Along with Zurek’s related theory of envariance, quantum Darwinism explains how the classical world emerges from the quantum world and proposes to answer the quantum measurement problem, the main interpretational challenge for quantum theory. The measurement problem arises because the quantum state vector, the source of all knowledge concerning quantum systems, evolves according to the Schrödinger equation into a linear superposition of different states, predicting paradoxical situations such as “Schrödinger's cat”; situations never experienced in our classical world. Quantum theory has traditionally treated this problem as being resolved by a non-unitary transformation of the state vector at the time of measurement into a definite state. It provides an extremely accurate means of predicting the value of the definite state that will be measured in the form of a probability for each possible measurement value. The physical nature of the transition from the quantum superposition of states to the definite classical state measured is not explained by the traditional theory but is usually assumed as an axiom and was at the basis of the debate between Bohr and Einstein concerning the completeness of quantum theory; perhaps the most famous debate in the history of physics.

Quantum Darwinism explains the transition of quantum systems from the vast potentiality of superposed states to the greatly reduced set of pointer states[citation needed] as a selection process, einselection, imposed on the quantum system through its continuous interactions with the environment. All quantum interactions, including measurements, but much more typically interactions with the environment such as with the sea of photons in which all quantum systems are immersed, lead to decoherence or the manifestation of the quantum system in a particular basis dictated by the nature of the interaction in which the quantum system is involved. In the case of interactions with its environment Zurek and his collaborators have shown that a preferred basis into which a quantum system will decohere is the pointer basis underlying predictable classical states. It is in this sense that the pointer states of classical reality are selected from quantum reality and exist in the macroscopic realm in a state able to undergo further evolution.

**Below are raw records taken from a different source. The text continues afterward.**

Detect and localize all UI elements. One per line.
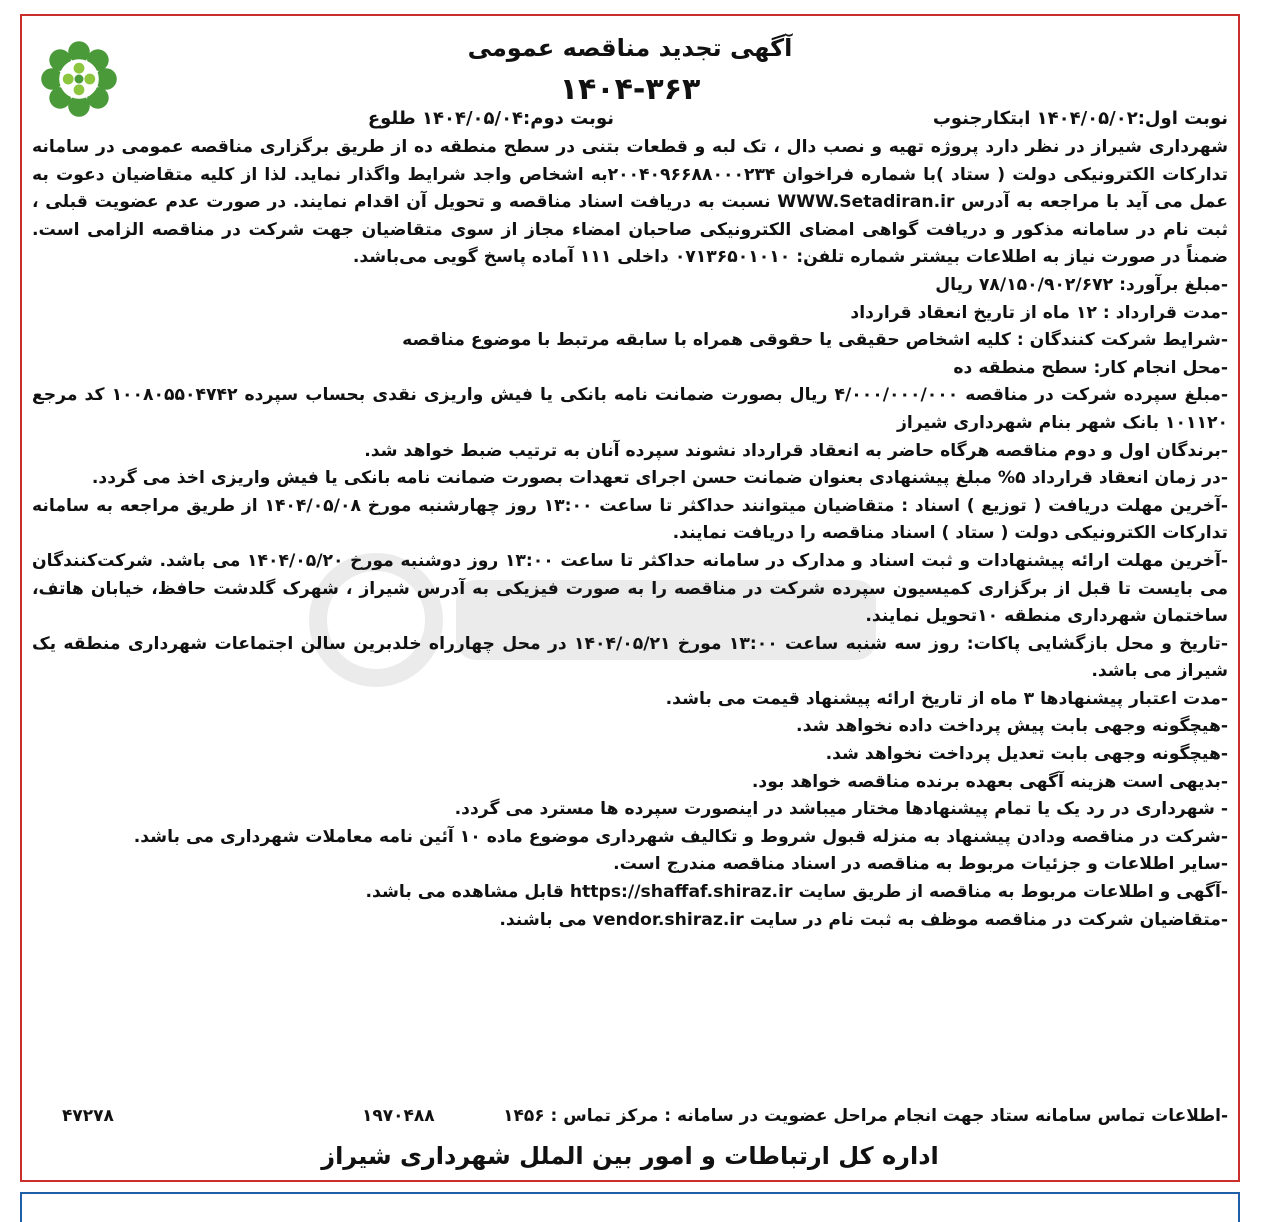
publication-rounds: [26, 108, 1234, 134]
item-winners: -برندگان اول و دوم مناقصه هرگاه حاضر به انعقاد قرارداد نشوند سپرده آنان به ترتیب ضبط خواهد شد.: [364, 440, 1228, 461]
item-deposit: -مبلغ سپرده شرکت در مناقصه ۴/۰۰۰/۰۰۰/۰۰۰ ریال بصورت ضمانت نامه بانکی یا فیش واریزی نقدی بحساب سپرده ۱۰۰۸۰۵۵۰۴۷۴۲ کد مرجع ۱۰۱۱۲۰ بانک شهر بنام شهرداری شیراز: [32, 385, 1228, 433]
item-no-prepayment: -هیچگونه وجهی بابت پیش پرداخت داده نخواهد شد.: [796, 716, 1228, 737]
item-other-info: -سایر اطلاعات و جزئیات مربوط به مناقصه در اسناد مناقصه مندرج است.: [613, 854, 1228, 875]
contact-label: -اطلاعات تماس سامانه ستاد جهت انجام مراحل عضویت در سامانه : مرکز تماس : ۱۴۵۶: [503, 1106, 1228, 1126]
item-duration: -مدت قرارداد : ۱۲ ماه از تاریخ انعقاد قرارداد: [850, 302, 1228, 323]
notice-number: ۱۴۰۴-۳۶۳: [559, 72, 701, 107]
contact-number-1: ۱۹۷۰۴۸۸: [362, 1106, 435, 1126]
first-round: نوبت اول:۱۴۰۴/۰۵/۰۲ ابتکارجنوب: [932, 108, 1228, 129]
item-estimate: -مبلغ برآورد: ۷۸/۱۵۰/۹۰۲/۶۷۲ ریال: [935, 274, 1228, 295]
intro-paragraph: شهرداری شیراز در نظر دارد پروژه تهیه و نصب دال ، تک لبه و قطعات بتنی در سطح منطقه ده از طریق برگزاری مناقصه عمومی در سامانه تدارکات الکترونیکی دولت ( ستاد )با شماره فراخوان ۲۰۰۴۰۹۶۶۸۸۰۰۰۲۳۴به اشخاص واجد شرایط واگذار نماید. لذا از کلیه متقاضیان دعوت به عمل می آید با مراجعه به آدرس WWW.Setadiran.ir نسبت به دریافت اسناد مناقصه و تحویل آن اقدام نمایند. در صورت عدم عضویت قبلی ، ثبت نام در سامانه مذکور و دریافت گواهی امضای الکترونیکی صاحبان امضاء مجاز از سوی متقاضیان جهت شرکت در مناقصه الزامی است. ضمناً در صورت نیاز به اطلاعات بیشتر شماره تلفن: ۰۷۱۳۶۵۰۱۰۱۰ داخلی ۱۱۱ آماده پاسخ گویی می‌باشد.: [32, 137, 1229, 268]
contact-number-2: ۴۷۲۷۸: [62, 1106, 114, 1126]
item-no-adjustment: -هیچگونه وجهی بابت تعدیل پرداخت نخواهد شد.: [825, 744, 1228, 765]
notice-body: [32, 134, 1228, 934]
notice-footer: اداره کل ارتباطات و امور بین الملل شهرداری شیراز: [321, 1142, 939, 1170]
next-notice-border: [20, 1192, 1240, 1222]
item-vendor-site: -متقاضیان شرکت در مناقصه موظف به ثبت نام در سایت vendor.shiraz.ir می باشند.: [499, 909, 1228, 930]
item-conditions: -شرایط شرکت کنندگان : کلیه اشخاص حقیقی یا حقوقی همراه با سابقه مرتبط با موضوع مناقصه: [402, 330, 1228, 351]
notice-content: [26, 20, 1234, 1176]
item-validity: -مدت اعتبار پیشنهادها ۳ ماه از تاریخ ارائه پیشنهاد قیمت می باشد.: [665, 688, 1228, 709]
second-round: نوبت دوم:۱۴۰۴/۰۵/۰۴ طلوع: [367, 108, 614, 129]
item-location: -محل انجام کار: سطح منطقه ده: [953, 357, 1228, 378]
item-ad-cost: -بدیهی است هزینه آگهی بعهده برنده مناقصه خواهد بود.: [751, 771, 1228, 792]
item-shaffaf-site: -آگهی و اطلاعات مربوط به مناقصه از طریق سایت https://shaffaf.shiraz.ir قابل مشاهده می باشد.: [365, 882, 1228, 903]
item-acceptance: -شرکت در مناقصه ودادن پیشنهاد به منزله قبول شروط و تکالیف شهرداری موضوع ماده ۱۰ آئین نامه معاملات شهرداری می باشد.: [133, 826, 1228, 847]
contact-info: [32, 1106, 1228, 1134]
item-opening: -تاریخ و محل بازگشایی پاکات: روز سه شنبه ساعت ۱۳:۰۰ مورخ ۱۴۰۴/۰۵/۲۱ در محل چهارراه خلدبرین سالن اجتماعات شهرداری منطقه یک شیراز می باشد.: [32, 633, 1228, 682]
notice-title: آگهی تجدید مناقصه عمومی: [467, 34, 793, 62]
item-guarantee: -در زمان انعقاد قرارداد ۵% مبلغ پیشنهادی بعنوان ضمانت حسن اجرای تعهدات بصورت ضمانت نامه بانکی یا فیش واریزی اخذ می گردد.: [91, 468, 1228, 489]
item-submission-deadline: -آخرین مهلت ارائه پیشنهادات و ثبت اسناد و مدارک در سامانه حداکثر تا ساعت ۱۳:۰۰ روز دوشنبه مورخ ۱۴۰۴/۰۵/۲۰ می باشد. شرکت‌کنندگان می بایست تا قبل از برگزاری کمیسیون سپرده شرکت در مناقصه را به صورت فیزیکی به آدرس شیراز ، شهرک گلدشت حافظ، خیابان هاتف، ساختمان شهرداری منطقه ۱۰تحویل نمایند.: [32, 550, 1229, 627]
item-distribution-deadline: -آخرین مهلت دریافت ( توزیع ) اسناد : متقاضیان میتوانند حداکثر تا ساعت ۱۳:۰۰ روز چهارشنبه مورخ ۱۴۰۴/۰۵/۰۸ از طریق مراجعه به سامانه تدارکات الکترونیکی دولت ( ستاد ) اسناد مناقصه را دریافت نمایند.: [32, 495, 1228, 544]
item-rejection-right: - شهرداری در رد یک یا تمام پیشنهادها مختار میباشد در اینصورت سپرده ها مسترد می گردد.: [454, 799, 1228, 820]
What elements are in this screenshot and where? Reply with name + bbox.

As a quantum system’s interactions with its environment results in the recording of many redundant copies of information regarding its pointer states, this information is available to numerous observers able to achieve consensual agreement concerning their information of the quantum state. This aspect of einselection, called by Zurek ‘Environment as a Witness’, results in the potential for objective knowledge.

[edit] Darwinian significance

Perhaps of equal significance to the light this theory shines on quantum explanations is its identification of a Darwinian process operating as the selective mechanism establishing our classical reality. As numerous researchers have made clear any system employing a Darwinian process will evolve. Darwinian processes are not confined to biology but are any following the simple Darwinian algorithm:

  1. Reproduction; the ability to make copies and thereby produce descendants.
  2. Heredity; the ability to pass traits to copies.
  3. Variation; differences in heritable traits that affect "Fitness” or the ability to survive and reproduce leading to differential survival.

Quantum Darwinism appears to conform to this algorithm and thus is aptly named:

  1. Numerous copies are made of pointer states
  2. Pointer states evolve in a continuous, predictable manner, that is descendants inherit many of their traits from ancestor states.
  3. Successive interactions between pointer states and their environment reveal them to evolve and those states to survive which conform to the predictions of classical physics within the macroscopic world.

From this view quantum Darwinism provides a Darwinian explanation at the basis of our reality, explaining the unfolding or evolution of our classical macroscopic world. It is perhaps surprising that this same mechanism operating at the emergence of classical reality from quantum reality is also seen by scientific theories to be operating at the emergence of biology from chemistry and at the emergence of culture from biology.